Adventure Sailing
Sailing Adventures for the Renaissance Romantic
Adventures of the Nordic Myst
Inhibitions fall away, soft breezes lull us into a wistful day dream, and soon we are a pirate on the Barbary Coast or a Voyageur plying the bays of the Great Lakes.  We have all had day dreams of fanciful adventures.  Adventure Sailing gives us the venue to turn those day dreams into reality.


The Wiles of Lake Michigan


  It was dusk as we reached the rest of the flotilla.  They were anchored off a deserted beach on the north eastern tip of Little Manitou.  The glow of their campfire served as our navigational beacon.  We had gotten a late start out of the Glen Arbor harbor due to the traffic coming out of Chicago, but the southwesterly winds had been favorable and we traversed the open waters of Lake Michigan in just over two hours.   The winds were forecast to change during the night.  Knowing this, the flotilla had anchored on what would become the looward side of the island.

One never knows with the weather on the lake.  What is forecasted as intermittent showers and gusts up to 15 miles per hour, can quickly change to a drenching thunderstorm with wind gusts up to 30 miles and hour and 5-6 foot waves.  That is the charm, or perhaps one should say the challenge of sailing small adventure boats on Lake Michigan.

Well in this case, the reality was deluging rain and 30 mile an hour winds.  However, as planned, we were on the leeward side of the island.  The island took the brunt of the wind and we were just left with the drenching rains.  It all started around 1 in the morning.  The last glowing embers of our bon-fire were quickly subdued by the rain and we rocked gently at anchor, listening to an crescendo of rain drops dancing on the deck.




As the weather blew out across the Leeland peninsula, we we began our sail back to Glen Arbor and were blessed with the beauty of nature's palate.

A Deserted Sand Beach off Charleston Harbor



The Nordic Myst Charleston, SC adventure crew - testing our new outboard

It was a still December morning as we motored away from the city dock in Charleston, SC.  The flag at the U.S. Coast Guard station barely fluttered in the breeze as the sun burned off some latent morning fog.  A Bayhen and a Skimmer motored off our starboard side.  Their masts, naked of sail, looked like metranoms rocking back and forth as the wake of an unbridled Grady White hit their broadsides.
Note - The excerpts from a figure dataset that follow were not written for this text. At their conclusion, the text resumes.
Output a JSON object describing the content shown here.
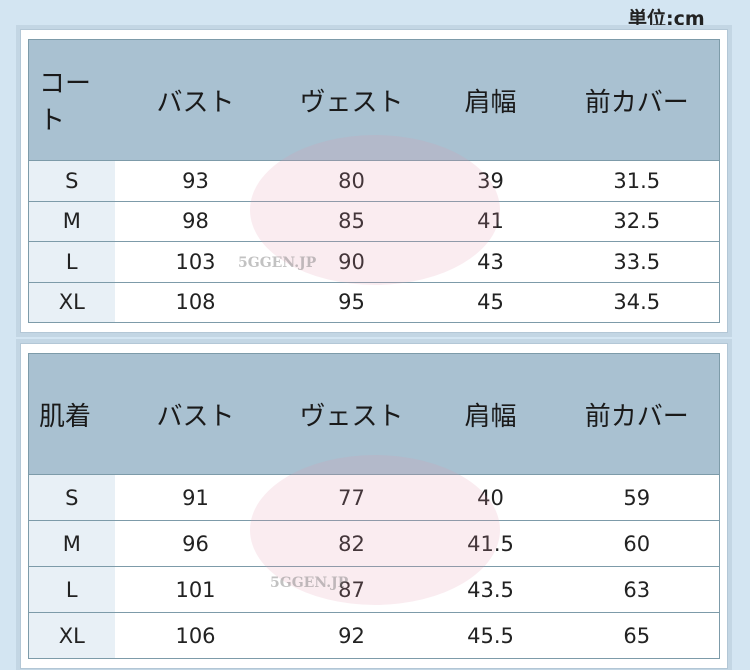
{
  "unit_label": "単位:cm",
  "watermark": "5GGEN.JP",
  "tables": [
    {
      "headers": [
        "コート",
        "バスト",
        "ヴェスト",
        "肩幅",
        "前カバー"
      ],
      "rows": [
        [
          "S",
          "93",
          "80",
          "39",
          "31.5"
        ],
        [
          "M",
          "98",
          "85",
          "41",
          "32.5"
        ],
        [
          "L",
          "103",
          "90",
          "43",
          "33.5"
        ],
        [
          "XL",
          "108",
          "95",
          "45",
          "34.5"
        ]
      ]
    },
    {
      "headers": [
        "肌着",
        "バスト",
        "ヴェスト",
        "肩幅",
        "前カバー"
      ],
      "rows": [
        [
          "S",
          "91",
          "77",
          "40",
          "59"
        ],
        [
          "M",
          "96",
          "82",
          "41.5",
          "60"
        ],
        [
          "L",
          "101",
          "87",
          "43.5",
          "63"
        ],
        [
          "XL",
          "106",
          "92",
          "45.5",
          "65"
        ]
      ]
    }
  ],
  "colors": {
    "header_bg": "#a9c1d1",
    "size_col_bg": "#e8f0f6",
    "page_bg": "#d3e5f2",
    "border": "#7d9ba9"
  }
}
We were headed to Fort Sumter and then on the the estuaries and back water beaches of the channel islands that buffer the Carolina coasts from the menacing winds of the Atlantic.  As we reached the green can of the freighter channel the breeze switch from a southwesterly to a northeasterly and gained in strength.  We cut our engine, unfurled our sails and beat up to Fort Sumter at about 6.5 knots.  Rounding the Fort, with the wind to our stern, we sailed wing and wing into the estuaries of St. James Island and a hidden white sand beach to enjoy a picnic lunch.

Secured at the Ogden Slip in Chicago
after a leasurely sail back from Great Lakes Naval Center over Labor Day weekend.  In the background sits the Innisfree, a turn of the century motor launch also designed by L. Francis Herschoff.  Two nautical cousins moored in the same harbor.